The Fair Work Commission (FWC) terminated industrial action that was placing the security and safety of the public at risk in the former Department of Immigration and Border Protection – now the Department of Home Affairs.

The threshold for termination of industrial action under the Fair Work Act 2009 is very high and can only occur in very specific circumstances.

Where industrial action is terminated by the FWC, this triggers a period of supervised conciliation between the parties.

If any matters remain outstanding at the end of the conciliation period, those matters are arbitrated by a Full Bench of the FWC. Employees do not get to vote on the outcomes of arbitration.

Do these circumstances exist in any other agencies at present?


Was it the third no vote which pushed the Department into arbitration?

No. The Department was already on the path to arbitration when the third vote was cast.
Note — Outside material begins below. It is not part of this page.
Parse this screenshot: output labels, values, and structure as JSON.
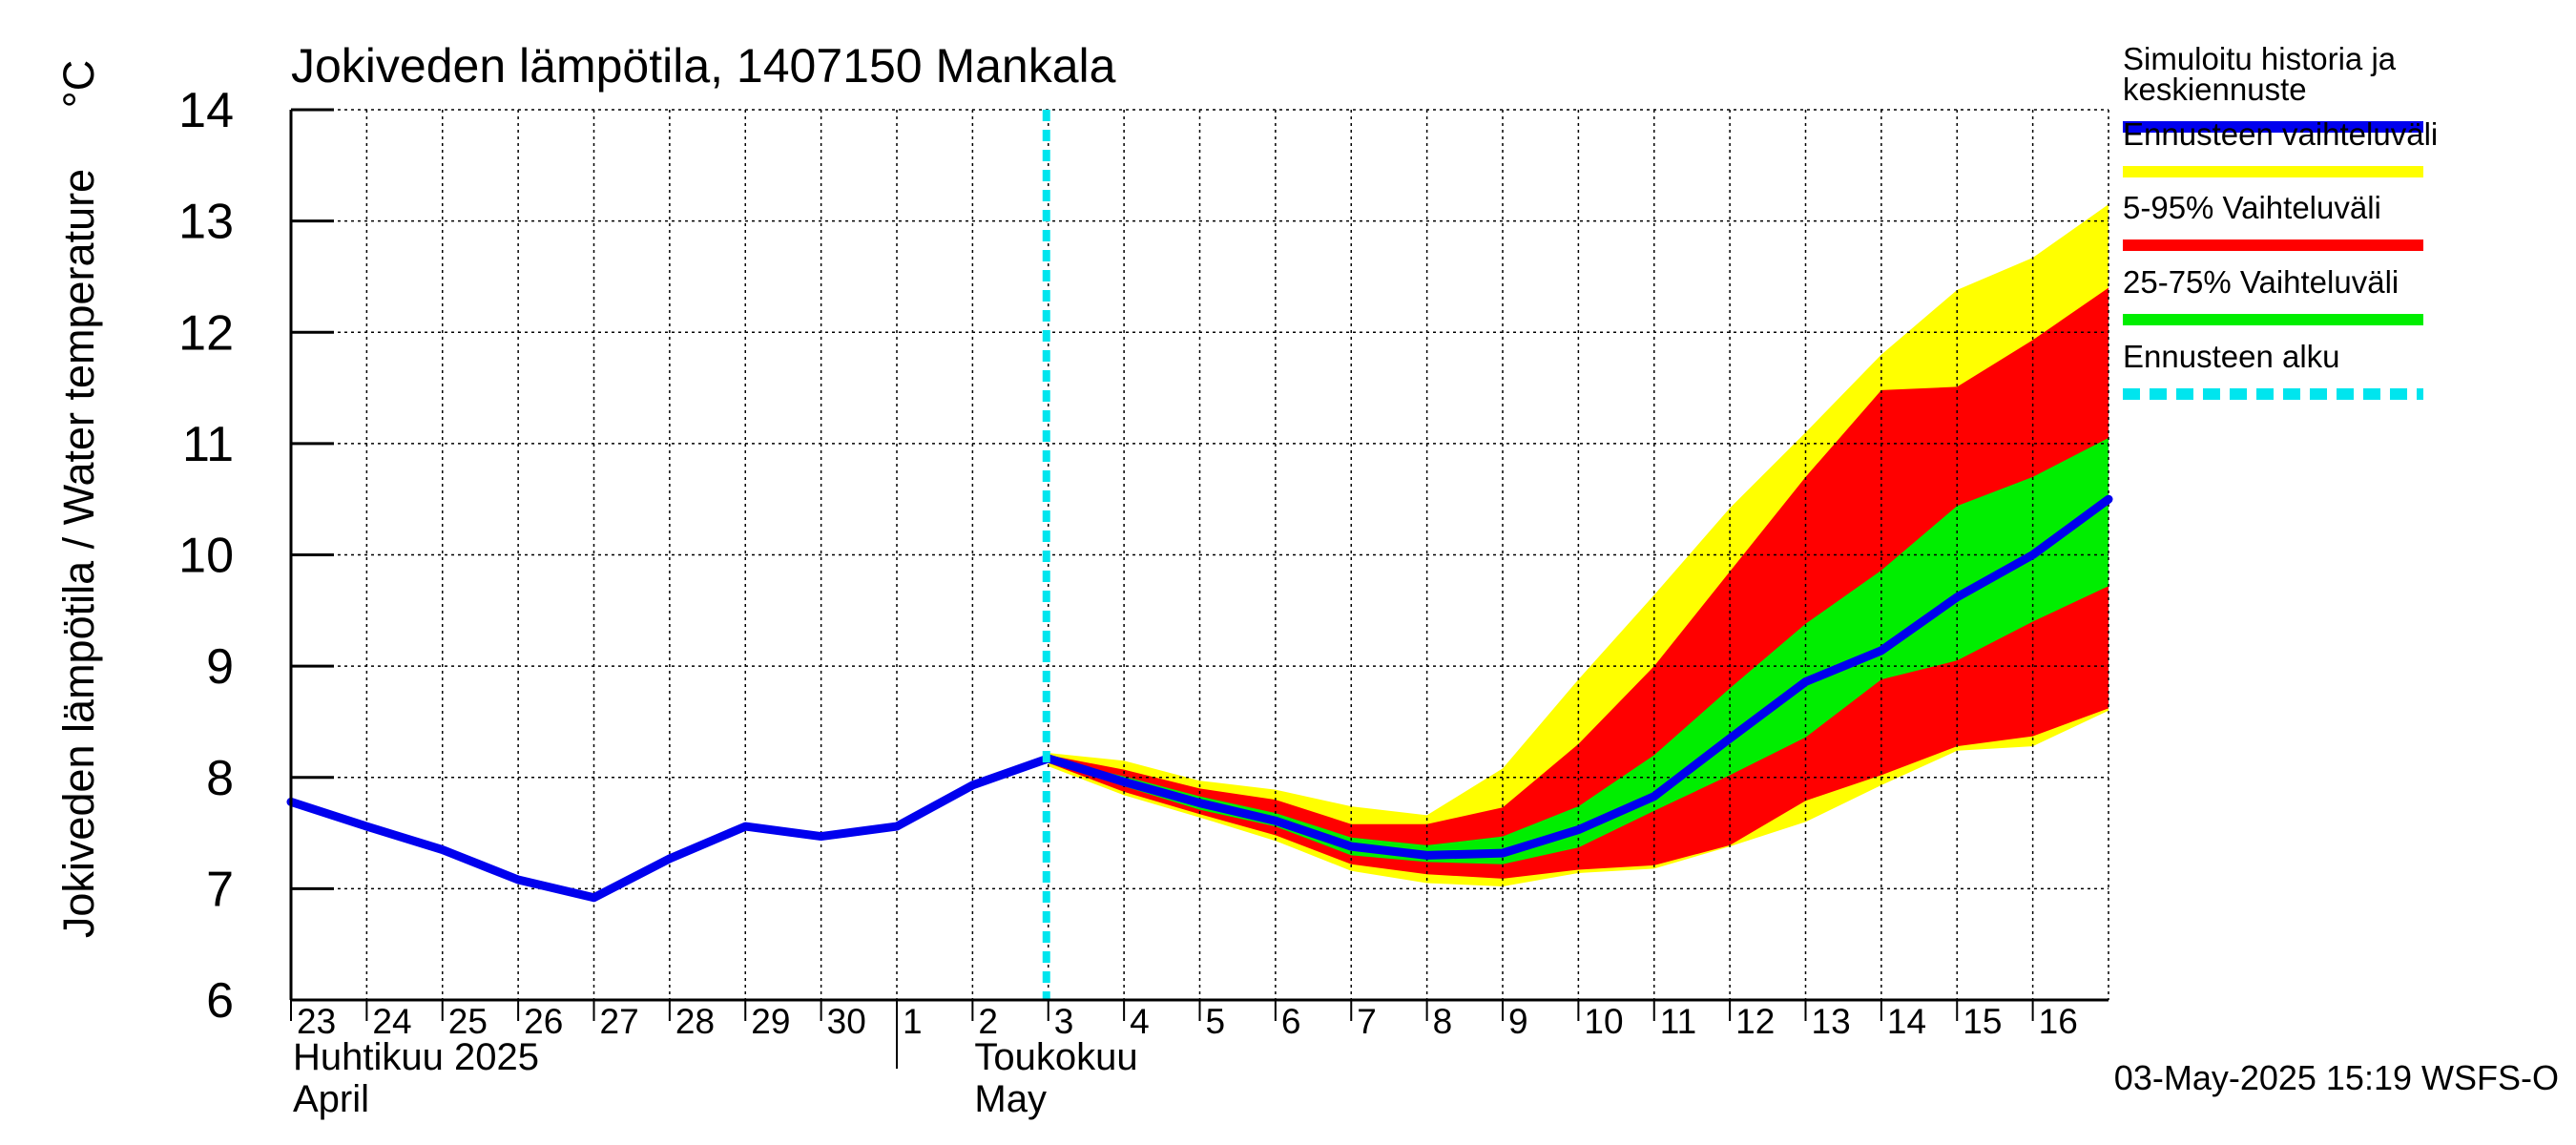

With the knowledge that arbitration can be a lengthy process, the Department provided employees with a final opportunity to vote on the agreement before going into arbitration.

Will an arbitrated outcome for Home Affairs impact on bargaining in other agencies?

No. The arbitration is confined to the Department. It will not set a precedent for any other agencies in bargaining. Other agencies are continuing to bargain in accordance with the Workplace Bargaining Policy 2018.

The arbitrated outcome will be based on the Department’s circumstances and not impact Government policy.

If employees continue to vote no to an enterprise agreement, can the FWC automatically arbitrate a workplace determination?

No. The act of voting no to an agreement does not trigger arbitration of the agreement, no matter how many times you vote no.

Are there any other potential paths to arbitration?

Yes, there are two under the Fair Work Act.


Voluntary arbitration

Section 240 of the Act provides an option for arbitration to occur where all bargaining representatives voluntarily agree to this.

The Commonwealth would not agree to this. The policy, as the name indicates, is focused on bargaining as the avenue to achieve an enterprise agreement. Arbitration is contrary to this approach. The Commonwealth would therefore not agree to arbitration pursuant to section 240 of the Act.

The policy has enabled many APS and non-APS agencies to make new agreements. As in any negotiation, agreements can be made where bargaining representatives engage in the process in a constructive and conciliatory way.

Arbitration resulting from a serious breach declaration

Section 269 of the Fair Work Act mandates that a Full Bench of the Fair Work Commission is required to make a bargaining related workplace determination when:

  1. The FWC has issued a bargaining order under section 230; and
  2. The FWC subsequently issues a serious breach declaration under section 235.

In order to issue a serious breach declaration, the FWC must be satisfied that a bargaining order has been breached in a serious and ongoing way. A range of other conditions also need to be met.